Come un gatto in tangenziale – Ritorno a Coccia di Morto
Paola Cortellesi (Monica) ed Antonio Albanese (Giovanni) si ritrovano dopo quattro anni e fanno i conti con la loro umanità. E anche con l’umanità intorno a loro, a dire il vero
Come un gatto in tangenziale – Ritorno a Coccia di Morto non fa eccezione: come tutti i sequel, lo guardo con un po’ di sfiducia, pensando che sia un prodotto povero di idee e che esista solo per carpire altro denaro a chi (me compreso) nel 2017 ha gradito l’originale Come un gatto in tangenziale.
Non che mi manchino gli esempi di sequel che ho apprezzato come e addirittura più dei primi film! Giusto per citare due capolavori, i miei sequel preferiti sono Il padrino parte seconda e Blues Brothers 2000 (quest’ultimo, troppo snobbatissimo). Anche restando nello Stivale, ho apprezzato molto il secondo e il terzo film di Amici miei, un esempio brillante di comicità costruita sul dramma e di amicizia fatta di solitudine.
Così, quando ho visto il trailer, ho pensato: “Questo lo devo proprio vedere!”.
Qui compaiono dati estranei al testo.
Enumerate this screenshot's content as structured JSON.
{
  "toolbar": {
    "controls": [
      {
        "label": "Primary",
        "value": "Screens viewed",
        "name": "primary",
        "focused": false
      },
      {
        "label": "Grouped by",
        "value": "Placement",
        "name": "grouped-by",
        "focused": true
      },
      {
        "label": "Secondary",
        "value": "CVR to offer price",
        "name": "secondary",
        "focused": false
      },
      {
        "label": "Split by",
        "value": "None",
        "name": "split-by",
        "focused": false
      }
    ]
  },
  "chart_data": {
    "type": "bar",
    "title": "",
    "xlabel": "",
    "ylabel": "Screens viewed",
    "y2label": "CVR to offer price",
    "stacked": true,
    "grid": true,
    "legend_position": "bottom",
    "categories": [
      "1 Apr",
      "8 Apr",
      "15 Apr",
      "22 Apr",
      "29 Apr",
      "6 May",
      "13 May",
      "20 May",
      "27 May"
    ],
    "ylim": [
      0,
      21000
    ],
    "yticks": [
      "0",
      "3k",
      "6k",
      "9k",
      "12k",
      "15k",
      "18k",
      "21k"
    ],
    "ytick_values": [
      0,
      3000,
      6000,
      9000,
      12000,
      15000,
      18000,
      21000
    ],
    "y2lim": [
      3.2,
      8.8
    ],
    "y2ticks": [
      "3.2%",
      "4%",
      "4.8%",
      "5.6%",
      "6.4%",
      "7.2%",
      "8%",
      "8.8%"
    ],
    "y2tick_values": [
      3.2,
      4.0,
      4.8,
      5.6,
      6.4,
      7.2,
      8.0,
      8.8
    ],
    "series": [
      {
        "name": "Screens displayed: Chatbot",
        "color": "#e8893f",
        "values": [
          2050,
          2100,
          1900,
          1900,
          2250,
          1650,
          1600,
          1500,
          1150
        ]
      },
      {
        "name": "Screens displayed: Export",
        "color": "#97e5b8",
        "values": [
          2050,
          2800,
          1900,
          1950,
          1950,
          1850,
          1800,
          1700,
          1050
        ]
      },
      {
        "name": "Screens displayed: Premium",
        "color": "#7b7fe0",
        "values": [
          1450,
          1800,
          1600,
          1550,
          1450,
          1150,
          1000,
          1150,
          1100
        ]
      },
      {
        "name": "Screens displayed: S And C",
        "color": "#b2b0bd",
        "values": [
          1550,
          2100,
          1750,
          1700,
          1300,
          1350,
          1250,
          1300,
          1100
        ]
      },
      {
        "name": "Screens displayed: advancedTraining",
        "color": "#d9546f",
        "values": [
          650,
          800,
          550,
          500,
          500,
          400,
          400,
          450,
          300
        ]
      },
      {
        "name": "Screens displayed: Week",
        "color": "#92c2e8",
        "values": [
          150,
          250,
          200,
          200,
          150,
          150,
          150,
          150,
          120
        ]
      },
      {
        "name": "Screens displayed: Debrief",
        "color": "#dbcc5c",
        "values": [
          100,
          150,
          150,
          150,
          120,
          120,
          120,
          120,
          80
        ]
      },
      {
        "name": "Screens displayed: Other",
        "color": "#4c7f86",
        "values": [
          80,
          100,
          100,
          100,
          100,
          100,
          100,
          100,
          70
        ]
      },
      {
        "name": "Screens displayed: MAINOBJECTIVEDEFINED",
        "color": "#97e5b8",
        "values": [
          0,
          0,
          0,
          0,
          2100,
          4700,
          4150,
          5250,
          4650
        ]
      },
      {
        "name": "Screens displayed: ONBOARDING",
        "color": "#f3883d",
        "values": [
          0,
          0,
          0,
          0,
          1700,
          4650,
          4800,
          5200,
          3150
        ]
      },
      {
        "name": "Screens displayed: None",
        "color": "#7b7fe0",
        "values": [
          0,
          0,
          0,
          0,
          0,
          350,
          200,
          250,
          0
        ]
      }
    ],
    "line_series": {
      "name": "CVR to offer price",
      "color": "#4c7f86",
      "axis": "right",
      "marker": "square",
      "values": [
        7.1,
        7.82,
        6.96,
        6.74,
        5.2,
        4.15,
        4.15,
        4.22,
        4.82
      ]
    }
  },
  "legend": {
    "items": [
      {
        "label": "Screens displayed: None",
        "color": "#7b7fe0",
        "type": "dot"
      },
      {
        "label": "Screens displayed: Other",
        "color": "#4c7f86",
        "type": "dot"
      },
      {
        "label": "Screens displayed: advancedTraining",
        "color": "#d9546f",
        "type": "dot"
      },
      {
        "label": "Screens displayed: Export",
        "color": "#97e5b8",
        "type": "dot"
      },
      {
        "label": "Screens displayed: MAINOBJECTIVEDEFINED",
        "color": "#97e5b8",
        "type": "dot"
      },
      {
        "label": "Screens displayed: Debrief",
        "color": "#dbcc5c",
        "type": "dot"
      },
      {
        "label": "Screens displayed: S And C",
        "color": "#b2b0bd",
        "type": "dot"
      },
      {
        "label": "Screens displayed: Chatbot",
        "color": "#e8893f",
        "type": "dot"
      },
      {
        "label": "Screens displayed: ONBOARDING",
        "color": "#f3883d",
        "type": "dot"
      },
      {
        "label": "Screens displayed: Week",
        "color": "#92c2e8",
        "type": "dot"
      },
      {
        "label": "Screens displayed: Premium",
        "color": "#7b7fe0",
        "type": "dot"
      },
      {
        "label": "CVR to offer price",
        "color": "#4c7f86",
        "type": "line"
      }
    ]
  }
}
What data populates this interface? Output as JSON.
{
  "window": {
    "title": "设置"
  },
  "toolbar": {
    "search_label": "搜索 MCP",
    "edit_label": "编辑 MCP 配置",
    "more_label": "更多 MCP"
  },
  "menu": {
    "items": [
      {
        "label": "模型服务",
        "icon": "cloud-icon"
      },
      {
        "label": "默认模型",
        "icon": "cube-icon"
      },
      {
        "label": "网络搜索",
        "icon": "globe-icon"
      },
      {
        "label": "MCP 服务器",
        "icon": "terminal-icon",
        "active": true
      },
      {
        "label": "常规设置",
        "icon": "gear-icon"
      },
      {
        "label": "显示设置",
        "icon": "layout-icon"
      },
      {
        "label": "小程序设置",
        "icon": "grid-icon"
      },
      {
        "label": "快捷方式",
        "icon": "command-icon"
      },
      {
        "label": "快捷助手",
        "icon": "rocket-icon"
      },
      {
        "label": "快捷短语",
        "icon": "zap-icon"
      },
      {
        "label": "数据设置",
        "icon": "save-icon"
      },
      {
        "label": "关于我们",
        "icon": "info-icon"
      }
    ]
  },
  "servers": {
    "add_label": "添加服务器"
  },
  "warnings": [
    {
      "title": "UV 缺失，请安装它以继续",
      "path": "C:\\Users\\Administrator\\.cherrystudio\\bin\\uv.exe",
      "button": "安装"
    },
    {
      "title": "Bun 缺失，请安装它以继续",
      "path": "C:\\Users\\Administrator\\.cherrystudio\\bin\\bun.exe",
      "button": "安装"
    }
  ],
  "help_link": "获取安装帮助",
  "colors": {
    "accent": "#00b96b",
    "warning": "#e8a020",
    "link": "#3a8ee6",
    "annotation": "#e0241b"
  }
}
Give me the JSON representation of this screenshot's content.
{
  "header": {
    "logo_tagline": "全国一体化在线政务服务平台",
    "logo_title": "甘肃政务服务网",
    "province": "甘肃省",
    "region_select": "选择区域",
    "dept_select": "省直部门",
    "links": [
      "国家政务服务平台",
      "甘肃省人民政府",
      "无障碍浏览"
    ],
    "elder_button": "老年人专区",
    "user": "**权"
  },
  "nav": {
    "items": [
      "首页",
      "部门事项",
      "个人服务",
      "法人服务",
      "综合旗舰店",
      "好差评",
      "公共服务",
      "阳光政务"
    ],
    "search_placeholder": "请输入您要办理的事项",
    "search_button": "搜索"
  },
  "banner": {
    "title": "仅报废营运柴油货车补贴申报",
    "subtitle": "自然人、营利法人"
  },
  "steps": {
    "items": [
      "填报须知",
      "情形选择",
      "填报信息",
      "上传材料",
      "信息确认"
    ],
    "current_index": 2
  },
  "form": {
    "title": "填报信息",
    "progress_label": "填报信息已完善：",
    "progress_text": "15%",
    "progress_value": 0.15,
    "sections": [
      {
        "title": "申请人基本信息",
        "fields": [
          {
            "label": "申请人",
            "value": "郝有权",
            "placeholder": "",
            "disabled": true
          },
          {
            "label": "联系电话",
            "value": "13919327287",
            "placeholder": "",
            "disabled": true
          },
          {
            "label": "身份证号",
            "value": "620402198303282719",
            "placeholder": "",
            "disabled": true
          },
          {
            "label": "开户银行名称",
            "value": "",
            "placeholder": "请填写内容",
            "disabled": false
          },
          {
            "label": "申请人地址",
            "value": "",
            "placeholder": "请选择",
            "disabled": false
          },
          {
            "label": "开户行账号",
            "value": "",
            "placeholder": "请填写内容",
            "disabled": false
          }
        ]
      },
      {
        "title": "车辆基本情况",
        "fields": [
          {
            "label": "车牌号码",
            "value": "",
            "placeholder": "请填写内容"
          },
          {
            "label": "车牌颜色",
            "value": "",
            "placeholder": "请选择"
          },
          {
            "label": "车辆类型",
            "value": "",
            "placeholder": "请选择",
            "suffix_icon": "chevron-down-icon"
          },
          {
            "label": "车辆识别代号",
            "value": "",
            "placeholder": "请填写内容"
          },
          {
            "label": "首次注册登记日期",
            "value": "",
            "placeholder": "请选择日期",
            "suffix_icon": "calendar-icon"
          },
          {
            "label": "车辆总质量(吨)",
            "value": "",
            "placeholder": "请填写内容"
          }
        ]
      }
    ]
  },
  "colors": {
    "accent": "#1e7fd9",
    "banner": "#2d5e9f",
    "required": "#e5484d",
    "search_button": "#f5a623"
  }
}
Tuttavia i pregiudizi sono più resistenti di un giubbotto antiproiettile, perciò non ho difficoltà ad ammettere che essi mi hanno accompagnato fino alla poltrona del cinema.
La trama, il cast e tutte le solite cose che si trovano nelle recensioni te le risparmio: ci sono innumerevoli siti dove li puoi trovare (il mio preferito è la mai abbastanza apprezzata Wikipedia)
Ritorno a Coccia di Morto: vale la pena?
Il film è in realtà pieno di luoghi comuni e di stereotipi, i coatti romani, i milanesi tutto lavoro e puzza sotto il naso, il prete bello, la suora portasfiga e così via.
Ci sono tutti gli ingredienti, insomma, per far venire fuori un’insalata insulsa e indigesta.
Epperò…
Però il film è confezionato con maestria e recitato bene, così la trama non si perde mai nello slalom tra i luoghi comuni e gli stereotipi; al contrario, tiene sempre desta l’attenzione grazie all’ironia e a un senso del grottesco che non viene mai meno.
Questo è forse, secondo me, il pregio maggiore del film: pur parlando di cose “banali” come la vita delle persone, l’amore, l’emarginazione sociale e altre piccolezze di questo tipo, non scade mai nel patetico né nel paternalistico né nell’ovvio. Al contrario, le risate che accompagnano spesso la visione sono l’ingrediente perfetto per assaporare un piatto sia mentre lo si mangia sia quando si coglie il retrogusto che lascia in bocca.
Perciò, sì: ne vale la pena. Per Come un gatto in tangenziale – Ritorno a Coccia di Morto spendo il miglior complimento che posso fare a un film: vale il prezzo del biglietto.